EN PLEIN AIR
The Viroqua, Wisconsin plein air painters keep Bakke Farm on their list of regional locations that offer beautiful rural views, and three painters came to the farm one Friday in August to catch a summer image.
Kathy Fairchild arrived first. Kathy comes to the farm quite often; she and her husband have a garden over beside the barn, and I had a feeling she had a few ideas on what she wanted to paint. She walked around, sketch pad in hand, trying out images that caught her eye. Deciding on an apple scene, she pulled her equipment from the car and headed to the trees in the front yard.
It wasn’t long after Kathy set up her easel that the others arrived. There is a fluid number in the Viroqua group, a mix of professional and amateur painters who gather for workshops and shows as well as several on location painting sessions a year. Friday’s painters drove down Bakke Lane, parked cars and emerged with artist paraphernalia in hand.
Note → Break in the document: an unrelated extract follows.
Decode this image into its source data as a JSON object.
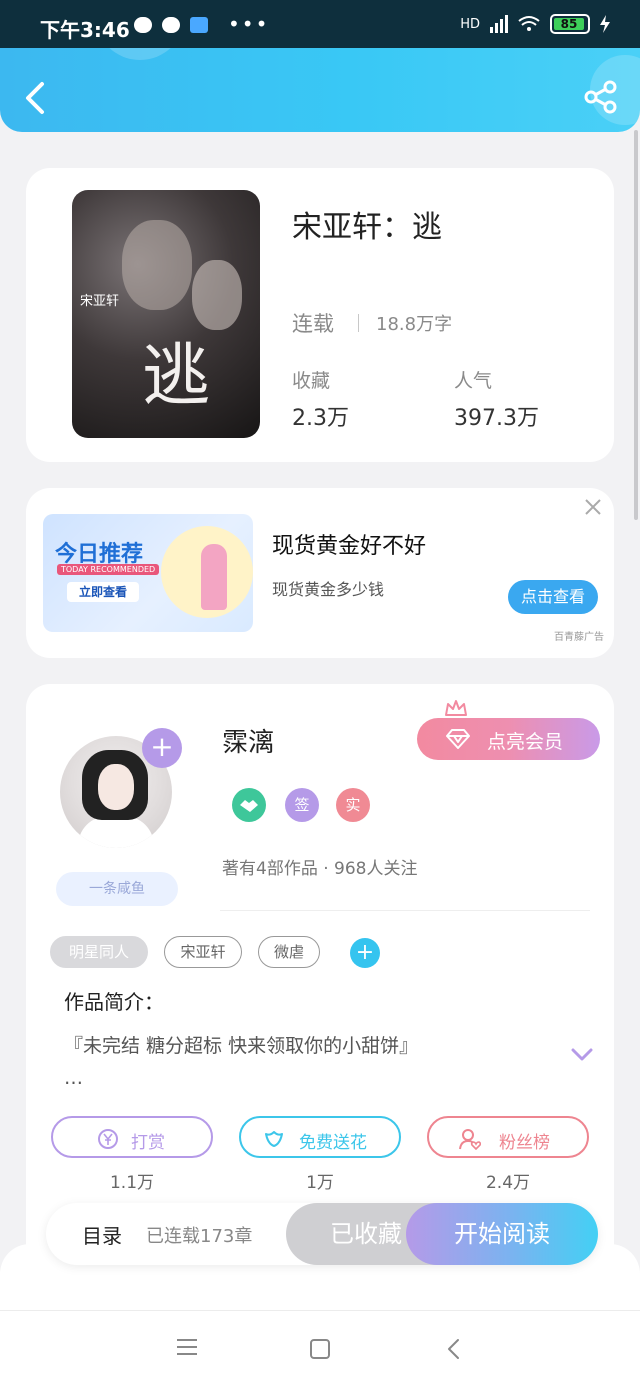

Painting outside, away from confining walls of the indoors, gives an artist the impulse of a direct impression, natural light and quickly changing conditions. In order to best take advantage of painting on location, each artist plans and stocks a paint box that can carry to the field essential tools, colors and painting surfaces. And of course, each painter’s requirements are individual, devised to suit the medium and style of each artist.
With the morning light still fresh and bright on Bakke Farm, the three women indulged in just a few minutes of greetings, no more: they had come to paint. Moving off in different directions, each settled in, unpacking the carrying bags that held paper, canvas, paints and brushes and any other studio tools necessary for outdoor painting.
Kathie Wheeler included a large umbrella with a step in stand that allowed ease of placement, and she set up down the driveway apiece, her view including the corner of the farm’s old tobacco shed.
A Viroqua area artist who studied in Chicago at the American Academy of Art, Kathie has led friends and acquaintances out into the field to paint for many years, her knowledge of and pleasure in plein air painting inspiring many artists, both in the Viroqua area and at workshops and shows around the country where she shows her work and offers instruction in plein air painting and portraiture.
The Viroqua plein air painters have also been inspired by Kenneth DeWaard, another Chicago artist who studied at the American Academy of At and has settled with his family in the Viroqua area of Wisconsin. DeWaard travels the world practicing and displaying his art and speaks highly of painting out of doors.
“When it comes to art and creating a painting there is nothing more rewarding and challenging than painting under an open sky, surrounded by the scents and sounds of nature, along with it’s ever changing color and harmonies to excite one’s creativity.”
It is a rich air that circulates around people involved in creative activity, and I have always enjoyed feeling the quiet intensity that can fill a space when a group of people are artistically engaged.
I have often felt it in classrooms, where my classes of children silently painted with focus and interest in the world of color emanating a soul satisfaction that was my reward for offering the opportunity.
It was interesting to feel that same satisfaction out of doors as I looked around and saw the painters at work.
Carla Christ sat on the ground, facing west on the edge of the mowed yard above the garden. She looked so self-contained that I didn’t venture into her zone, but I enjoyed imagining what she was seeing. I was curious and hoped she would show me her painting at the end of the session.
Carla by the greenhouse, Kathie down the road, and Kathy with the apples, it was a lovely creative morning at Bakke Farm.
When their scheduled time had passed, the painters packed up and headed out, their busy lives calling them to move along. Carla showed me her picture as she quickly headed to her car.
Her eye had been caught by the same hollyhock that caught my eye the day I hung my Sandra Snyder quilt.
And I loved the picture Carla had captured on her canvas, a picture with the clothesline, a charming view on a beautiful summer day.
Kathie Wheeler walked up the driveway, carrying her gear neatly folded away for travel. “Look,” she laughed, holding up her canvas. “That’s as far as I got!”
Unfinished, true, but there were no false strokes, and I would have hung that picture as it was.
Kathy Fairchild was the next to leave, and she showed me her watercolor painting, saying it wasn’t finished, she had a few touches she wanted to add.
Plein air painters do sometimes take a picture home to finish in the studio. Kathy indicated she knew just what strokes she wanted to add to her outdoor work. Sometimes painters take photographs to document the moment and location of an outdoor picture and then use the photos for reference in the studio.
A few days later, Kathy came back with her finished painting.
And she brought a second picture inspired that day on the farm. Ah, the hollyhock!
Kathie Wheeler must have finished her painting at home, too, because I saw it posted on Facebook, and I have already heard a number of comments from neighbors who recognized the image of our shed and also recognized the feeling one gets walking down Bakke Lane on a beautiful summer day. Kathie caught the image and the feeling, painting outside on Bakke Farm.